PHP - proper check if $_POST['variable'] is posted

Question

I want to check if $_POST['submit'] is posted.

My original code was:

if ($_POST['submit']) { }

But I have a PHP notice with this code - "Undefined index: submit in..."

So to remove the notice I have to write this:

if (isset($_POST['submit'])) { }

But this is pointless because $_POST array is global and it return always true. Also if I want to check if $_POST['submit'] is not 0 without PHP notice I have to write this:

if (isset($_POST['submit']) && $_POST['submit'] != 0) { }

In this particular case I prefer:

if ($_POST['submit']) {}

But here I get the PHP notice.

So which way is the most proper/accepted?

Thank you

Answer 1

isset($_POST['submit']) checks if the submit key is set in the $_POST array.

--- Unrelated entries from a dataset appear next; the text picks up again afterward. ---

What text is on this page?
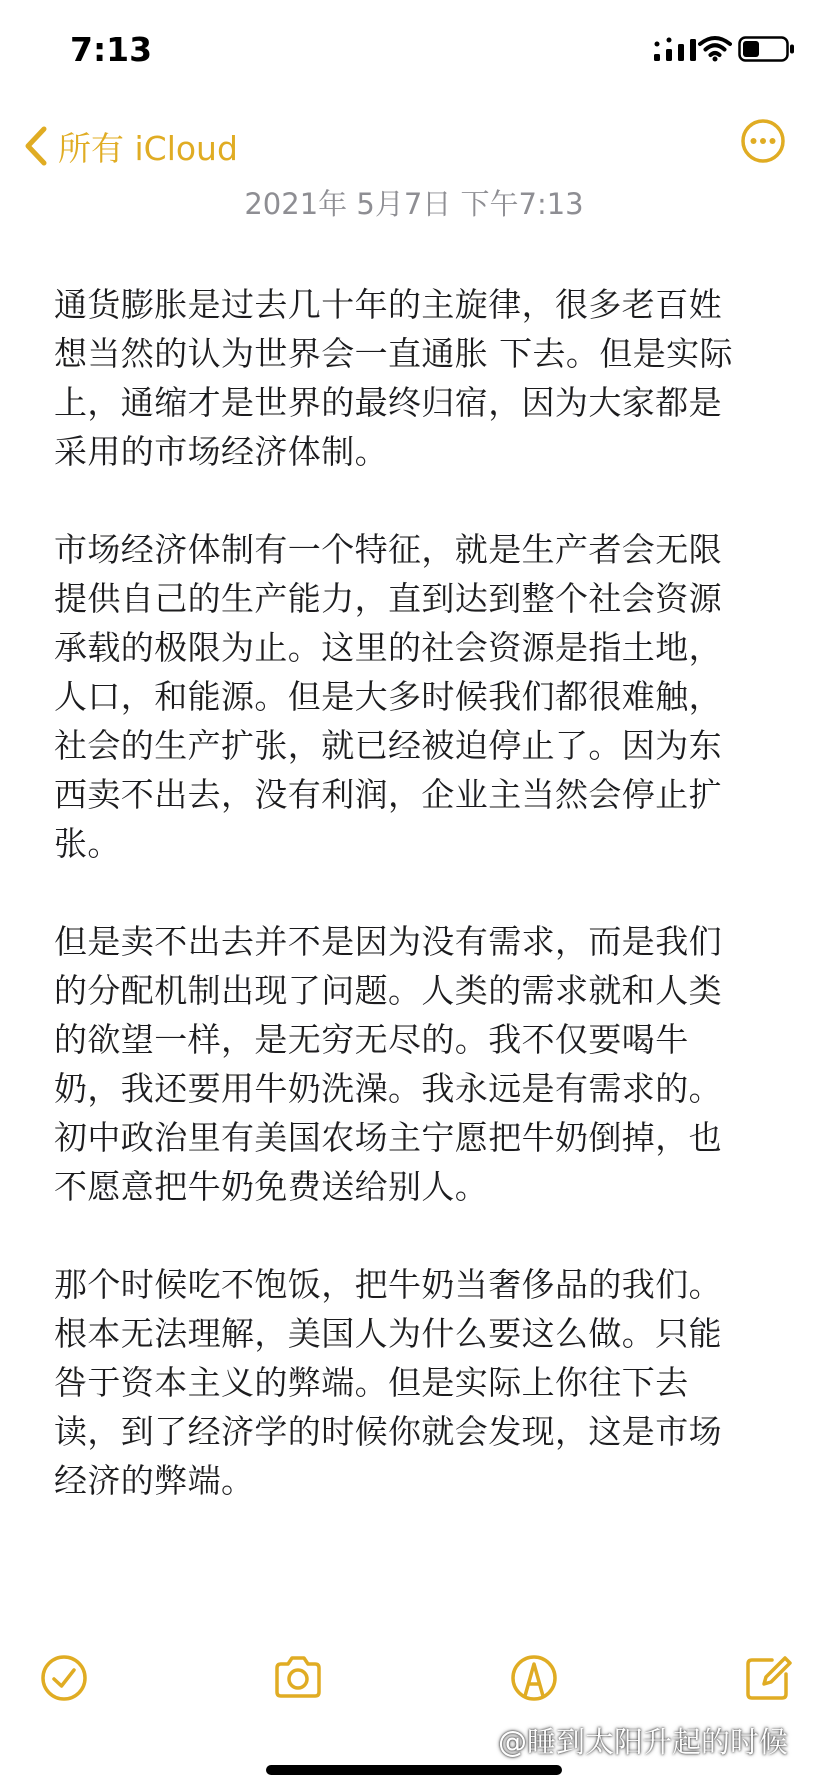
7:13
所有 iCloud
2021年 5月7日 下午7:13

通货膨胀是过去几十年的主旋律，很多老百姓想当然的认为世界会一直通胀 下去。但是实际上，通缩才是世界的最终归宿，因为大家都是采用的市场经济体制。

市场经济体制有一个特征，就是生产者会无限提供自己的生产能力，直到达到整个社会资源承载的极限为止。这里的社会资源是指土地，人口，和能源。但是大多时候我们都很难触，社会的生产扩张，就已经被迫停止了。因为东西卖不出去，没有利润，企业主当然会停止扩张。

但是卖不出去并不是因为没有需求，而是我们的分配机制出现了问题。人类的需求就和人类的欲望一样，是无穷无尽的。我不仅要喝牛奶，我还要用牛奶洗澡。我永远是有需求的。初中政治里有美国农场主宁愿把牛奶倒掉，也不愿意把牛奶免费送给别人。

那个时候吃不饱饭，把牛奶当奢侈品的我们。根本无法理解，美国人为什么要这么做。只能咎于资本主义的弊端。但是实际上你往下去读，到了经济学的时候你就会发现，这是市场经济的弊端。

@睡到太阳升起的时候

It doesn't just check whether the $_POST array exists and is therefore not "pointless". If you want to check whether the value is not falsey (== false), which includes 0, without triggering an error, that's what empty is for:

if (!empty($_POST['submit']))

which is the same thing as

if ($_POST['submit'])

but without triggering a notice should the value not exist.

See The Definitive Guide To PHP's isset And empty for an exhaustive explanation.

Answer 2

Try

if ($_SERVER['REQUEST_METHOD']=='POST')
{
  //do 
}

Answer 3

As per my understanding, It should be like below:

if (isset($_SERVER) && isset($_SERVER['REQUEST_METHOD']) && $_SERVER['REQUEST_METHOD']=='POST'){
  # if method is post, code goes here.
}

and if you are sure that your method is POST for sure. and you have data post in $_POST you can use code like below:

if (isset($_POST['submit']) && $_POST['submit'] != '') {# I think, '' instead of 0
  # if data is posted, code goes here.
}

I usually prefer $_POST.

Answer 4

$_POST[] checks to see if a variable is submitted and not the form name.

if ( isset($_POST['name']) ) {
    // work here
}